The city of Los Angeles announced the launch of two new projects at a Feb. 6 press conference held in Google's Venice, Calif., offices. Addressing a live audience as well as an online audience of more than 100 Google Plus users, Mayor Antonio Villaraigosa and Councilman Joe Buscaino unveiled the city's first mobile app and a redesigned LACity.org. The website redesign features easier access to commonly requested services and information, tighter social media integration and access to live and archived video, such as city council meeting broadcasts.

Though Los Angeles is one of the largest cities in the world, some say the city is lagging technologically, having only now released its first mobile app. Villaraigosa referenced “bureaucratic obstacles” several times during the question and answer session to account for the delay, but suggested that the new website and app are a turning point for the city.

“This launch, by the way, is the launch of what is today a national model. There were a number of cities who were way ahead of L.A.," he said. "This app is going to put us in the position of being right there at the top of the heap when it comes to mobile apps and the ability to access services, to report problems, pay bills, and the like.”

Villaraigosa added that the app, which cost the city about $130,000, will soon be upgraded to include a Spanish version and several other features. The website upgrade cost the city about $500,000, according to Villaraigosa.

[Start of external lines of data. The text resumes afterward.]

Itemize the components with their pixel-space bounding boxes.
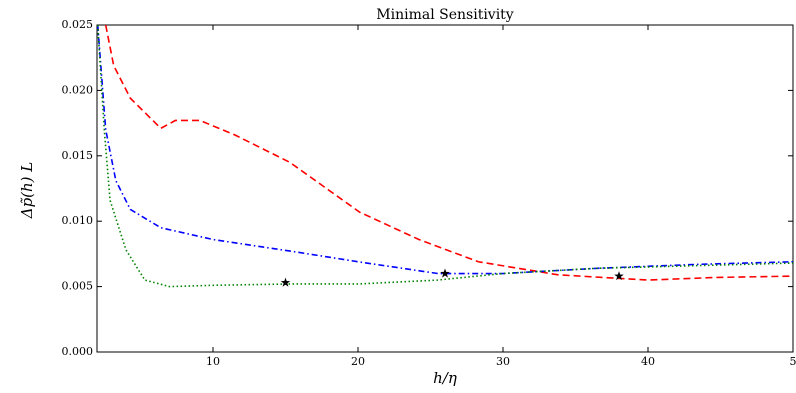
star-marker [281, 278, 291, 287]
star-marker [440, 269, 450, 278]
y-tick-label: 0.015 [62, 149, 94, 162]
x-tick-label: 5 [790, 355, 796, 368]
y-tick-label: 0.000 [62, 345, 94, 358]
y-tick-label: 0.020 [62, 83, 94, 96]
plot-area [98, 25, 793, 287]
y-tick-label: 0.005 [62, 280, 94, 293]
y-axis-label: Δp̃(h) L [18, 162, 36, 220]
line-series [98, 25, 793, 287]
y-tick-label: 0.025 [62, 18, 94, 31]
x-tick-label: 30 [496, 355, 510, 368]
x-tick-label: 10 [206, 355, 220, 368]
line-series [98, 25, 793, 274]
x-axis-label: h/η [433, 369, 457, 387]
x-tick-label: 40 [641, 355, 655, 368]
line-series [106, 25, 793, 280]
x-tick-label: 20 [351, 355, 365, 368]
y-tick-label: 0.010 [62, 214, 94, 227]
plot-frame [97, 25, 793, 352]
chart-title: Minimal Sensitivity [376, 7, 514, 23]
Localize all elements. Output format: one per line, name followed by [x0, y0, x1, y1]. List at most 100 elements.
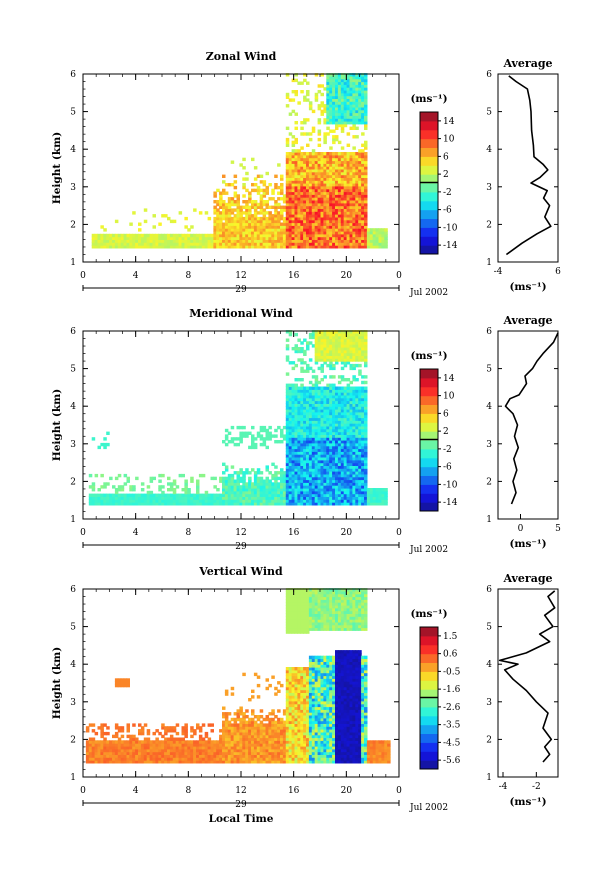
- heatmap-cell: [311, 168, 316, 173]
- heatmap-cell: [317, 479, 322, 483]
- heatmap-cell: [326, 75, 330, 80]
- heatmap-cell: [120, 740, 125, 744]
- heatmap-cell: [297, 81, 301, 85]
- heatmap-cell: [364, 361, 368, 365]
- heatmap-cell: [184, 479, 188, 483]
- heatmap-cell: [343, 448, 348, 452]
- heatmap-cell: [288, 191, 293, 195]
- heatmap-cell: [303, 459, 307, 464]
- heatmap-cell: [314, 423, 319, 427]
- heatmap-cell: [364, 185, 368, 190]
- heatmap-cell: [172, 746, 177, 750]
- heatmap-cell: [164, 751, 168, 755]
- heatmap-cell: [364, 143, 368, 147]
- heatmap-cell: [306, 92, 310, 97]
- heatmap-cell: [358, 98, 362, 102]
- heatmap-cell: [306, 177, 310, 181]
- heatmap-cell: [164, 493, 168, 497]
- heatmap-cell: [346, 442, 351, 447]
- heatmap-cell: [167, 476, 171, 481]
- heatmap-cell: [132, 236, 136, 240]
- heatmap-cell: [152, 476, 156, 481]
- heatmap-cell: [274, 493, 278, 497]
- heatmap-cell: [314, 428, 319, 433]
- heatmap-cell: [346, 411, 351, 416]
- heatmap-cell: [256, 225, 261, 229]
- heatmap-cell: [294, 202, 298, 207]
- profile-y-tick-label: 2: [486, 477, 492, 487]
- heatmap-cell: [100, 442, 104, 447]
- heatmap-cell: [274, 476, 278, 481]
- heatmap-cell: [378, 231, 382, 235]
- heatmap-cell: [277, 488, 281, 492]
- heatmap-cell: [381, 493, 385, 497]
- heatmap-cell: [352, 499, 356, 503]
- heatmap-cell: [285, 239, 290, 243]
- heatmap-cell: [369, 239, 374, 243]
- heatmap-cell: [227, 236, 232, 240]
- heatmap-cell: [248, 233, 252, 238]
- heatmap-cell: [181, 729, 185, 733]
- heatmap-cell: [114, 245, 119, 249]
- heatmap-cell: [277, 239, 281, 243]
- heatmap-cell: [123, 233, 128, 238]
- heatmap-cell: [349, 451, 353, 455]
- heatmap-cell: [349, 400, 353, 404]
- heatmap-cell: [308, 191, 313, 195]
- heatmap-cell: [164, 242, 168, 246]
- heatmap-cell: [372, 231, 377, 235]
- heatmap-cell: [135, 760, 139, 764]
- heatmap-cell: [112, 496, 116, 500]
- heatmap-cell: [123, 502, 128, 506]
- heatmap-cell: [364, 171, 368, 176]
- heatmap-cell: [314, 73, 319, 77]
- heatmap-cell: [343, 171, 348, 176]
- heatmap-cell: [233, 493, 238, 497]
- heatmap-cell: [306, 440, 310, 444]
- heatmap-cell: [337, 242, 342, 246]
- heatmap-cell: [311, 208, 316, 212]
- heatmap-cell: [364, 126, 368, 130]
- heatmap-cell: [158, 743, 162, 747]
- heatmap-cell: [346, 245, 351, 249]
- heatmap-cell: [358, 468, 362, 472]
- heatmap-cell: [253, 222, 258, 226]
- heatmap-cell: [361, 95, 365, 99]
- heatmap-cell: [280, 431, 284, 435]
- heatmap-cell: [285, 126, 290, 130]
- heatmap-cell: [85, 760, 90, 764]
- heatmap-cell: [294, 231, 298, 235]
- heatmap-cell: [138, 746, 142, 750]
- heatmap-cell: [288, 459, 293, 464]
- heatmap-cell: [242, 488, 246, 492]
- heatmap-cell: [300, 420, 304, 424]
- heatmap-cell: [262, 236, 267, 240]
- heatmap-cell: [268, 245, 272, 249]
- heatmap-cell: [213, 496, 217, 500]
- heatmap-cell: [85, 743, 90, 747]
- heatmap-cell: [213, 208, 217, 212]
- heatmap-cell: [236, 225, 240, 229]
- heatmap-cell: [306, 369, 310, 373]
- heatmap-cell: [337, 341, 342, 345]
- heatmap-cell: [303, 394, 307, 399]
- heatmap-cell: [285, 219, 290, 224]
- heatmap-cell: [317, 166, 322, 170]
- heatmap-cell: [152, 731, 156, 736]
- heatmap-cell: [294, 152, 298, 156]
- heatmap-cell: [308, 183, 313, 187]
- heatmap-cell: [285, 502, 290, 506]
- heatmap-cell: [265, 479, 269, 483]
- heatmap-cell: [219, 205, 223, 209]
- heatmap-cell: [352, 106, 356, 111]
- heatmap-cell: [117, 502, 122, 506]
- heatmap-cell: [175, 743, 180, 747]
- heatmap-cell: [129, 737, 133, 741]
- heatmap-cell: [190, 493, 194, 497]
- heatmap-cell: [233, 202, 238, 207]
- heatmap-cell: [332, 341, 336, 345]
- heatmap-cell: [294, 177, 298, 181]
- heatmap-cell: [332, 208, 336, 212]
- heatmap-cell: [114, 233, 119, 238]
- heatmap-cell: [306, 236, 310, 240]
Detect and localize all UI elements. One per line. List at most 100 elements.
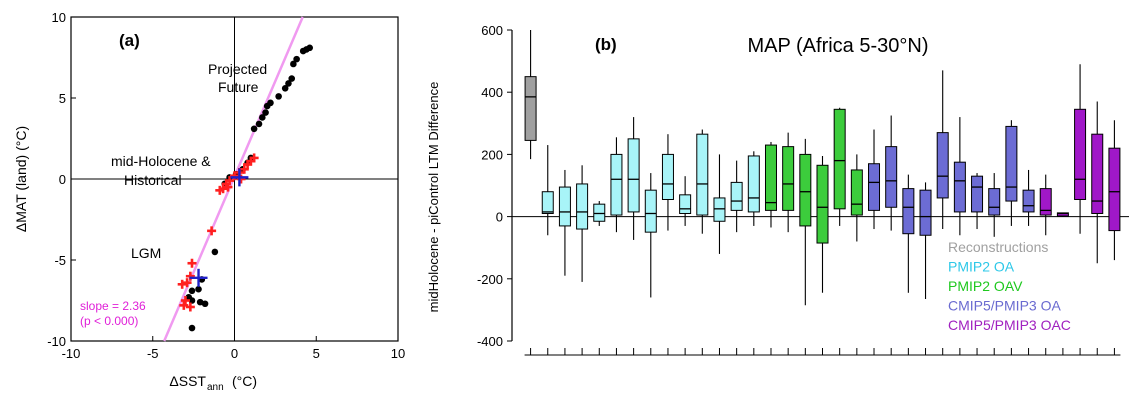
data-point-circle xyxy=(281,84,289,92)
data-point-plus xyxy=(239,164,249,174)
box-item xyxy=(747,151,760,355)
box-iqr xyxy=(988,188,1001,216)
panel-b-legend: Reconstructions PMIP2 OA PMIP2 OAV CMIP5/PM… xyxy=(948,239,1071,333)
box-item xyxy=(936,70,949,355)
panel-a-xlabel-unit: (°C) xyxy=(232,373,257,389)
box-item xyxy=(593,201,606,355)
annotation-future-2: Future xyxy=(218,79,259,95)
box-item xyxy=(558,169,571,355)
box-iqr xyxy=(902,188,915,235)
box-item xyxy=(1091,101,1104,355)
data-point-circle xyxy=(275,93,282,100)
box-iqr xyxy=(610,153,623,216)
box-item xyxy=(868,129,881,355)
box-item xyxy=(713,154,726,355)
box-iqr xyxy=(919,189,932,236)
box-item xyxy=(524,30,537,355)
data-point-plus xyxy=(185,302,195,312)
data-point-plus xyxy=(185,271,195,281)
annotation-pvalue: (p < 0.000) xyxy=(80,314,138,328)
annotation-holocene-2: Historical xyxy=(124,172,182,188)
x-tick-label: 5 xyxy=(313,346,320,361)
data-point-circle xyxy=(195,285,202,293)
box-iqr xyxy=(558,186,571,227)
y-tick-label: 10 xyxy=(52,10,66,25)
box-iqr xyxy=(627,138,640,213)
data-point-circle xyxy=(188,297,196,304)
data-point-plus xyxy=(180,296,190,305)
data-point-circle xyxy=(201,300,209,308)
box-iqr xyxy=(953,161,966,213)
box-iqr xyxy=(679,194,692,214)
data-point-circle xyxy=(263,102,271,110)
x-tick-label: -10 xyxy=(62,346,81,361)
box-item xyxy=(610,137,623,355)
data-point-mean-cross xyxy=(230,168,249,187)
box-item xyxy=(661,134,674,355)
box-iqr xyxy=(833,108,846,210)
data-point-plus xyxy=(207,226,217,236)
panel-b-title: MAP (Africa 5-30°N) xyxy=(747,35,928,57)
box-iqr xyxy=(730,181,743,211)
data-point-plus xyxy=(236,174,246,184)
box-iqr xyxy=(850,169,863,216)
annotation-slope: slope = 2.36 xyxy=(80,299,146,313)
box-iqr xyxy=(868,163,881,211)
box-item xyxy=(1074,64,1087,355)
box-item xyxy=(679,176,692,355)
box-item xyxy=(885,115,898,355)
box-iqr xyxy=(1091,133,1104,214)
y-tick-label: -400 xyxy=(477,334,503,349)
box-iqr xyxy=(644,189,657,233)
box-iqr xyxy=(541,191,554,214)
data-point-plus xyxy=(215,185,225,195)
y-tick-label: 5 xyxy=(59,91,66,106)
box-iqr xyxy=(885,146,898,208)
box-item xyxy=(576,165,589,355)
y-tick-label: -5 xyxy=(54,253,66,268)
box-item xyxy=(644,173,657,355)
box-item xyxy=(799,138,812,355)
data-point-mean-cross xyxy=(189,268,208,287)
box-item xyxy=(696,129,709,355)
legend-entry: CMIP5/PMIP3 OAC xyxy=(948,317,1071,333)
box-item xyxy=(1108,120,1121,355)
panel-a-ticks: -10 -5 0 5 10 -10 -5 0 5 10 xyxy=(47,10,405,361)
data-point-plus xyxy=(223,182,233,192)
annotation-holocene-1: mid-Holocene & xyxy=(111,153,211,169)
box-iqr xyxy=(799,153,812,227)
data-point-circle xyxy=(293,55,300,63)
data-point-plus xyxy=(182,278,192,288)
data-point-circle xyxy=(211,248,219,256)
y-tick-label: 600 xyxy=(481,23,503,38)
box-item xyxy=(1056,212,1069,355)
box-iqr xyxy=(576,183,589,230)
x-tick-label: 10 xyxy=(391,346,405,361)
box-iqr xyxy=(816,164,829,244)
box-iqr xyxy=(593,203,606,222)
box-item xyxy=(541,145,554,355)
data-point-circle xyxy=(288,75,296,82)
data-point-circle xyxy=(262,109,269,116)
box-iqr xyxy=(971,175,984,213)
panel-a-points xyxy=(177,44,314,332)
box-iqr xyxy=(936,132,949,199)
data-point-circle xyxy=(188,324,196,332)
data-point-circle xyxy=(250,125,258,133)
box-iqr xyxy=(1022,189,1035,213)
box-iqr xyxy=(524,76,537,141)
y-tick-label: -10 xyxy=(47,334,66,349)
legend-entry: Reconstructions xyxy=(948,239,1048,255)
box-item xyxy=(850,154,863,355)
y-tick-label: 0 xyxy=(496,210,503,225)
box-iqr xyxy=(713,197,726,222)
box-iqr xyxy=(747,155,760,213)
box-item xyxy=(782,132,795,355)
data-point-circle xyxy=(290,60,297,68)
box-iqr xyxy=(661,153,674,200)
data-point-plus xyxy=(243,159,253,169)
box-item xyxy=(1005,120,1018,355)
x-tick-label: 0 xyxy=(231,346,238,361)
box-iqr xyxy=(1005,125,1018,202)
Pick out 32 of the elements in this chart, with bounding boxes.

Los Angeles may be behind some other cities when it comes to implementing technology projects such as these, Chief Technology Officer Steve Reneker admitted, but the city used the extra time to do things right and learn from the mistakes of others. “I think the most exciting part about this is we've gotten away from an old look to a new look,” Reneker said. Making the website simple and presenting information that is easy to find is one of the most important things the website does, he said.

The website and the mobile app both contain a “social media mashup,” Reneker said, a hub that provides access to social media sites for every agency in the city, reducing the amount of searching that people need to do if they want to stay connected. The website's video portal provides live and archived videos from a variety of sources and networks, including the city's own government access channel, LA Cityview 35.

The city chose to broadcast the announcement of the new website and app from Google's offices, leveraging the Google Hangout platform. “We thought that since this is technology focused, why not leverage a technology company that's here in LA and particularly one that we're utilizing for our mail service?” Reneker said. With the exception of the Los Angeles Police Department, Reneker explained, every agency in the city uses Google for email and cloud-based collaboration applications.

The mobile app is completely finished, Reneker said, and will likely be available in app stores within the next three weeks. The app combines functionality that many other cities provide through several different applications, he said. The mobile app allows citizens to find city information, access a social media portal, and pay utility bills. “In the future we expect more city services to be paid with that front end,” he said. Combining many services into one application is an exciting development that he thinks will attract the attention of other local governments. “I think it's really going to be a trend that others are going to follow.”

Photo: LA Mayor Antonio Villaraigosa at the Feb. 6, 2013 press conference.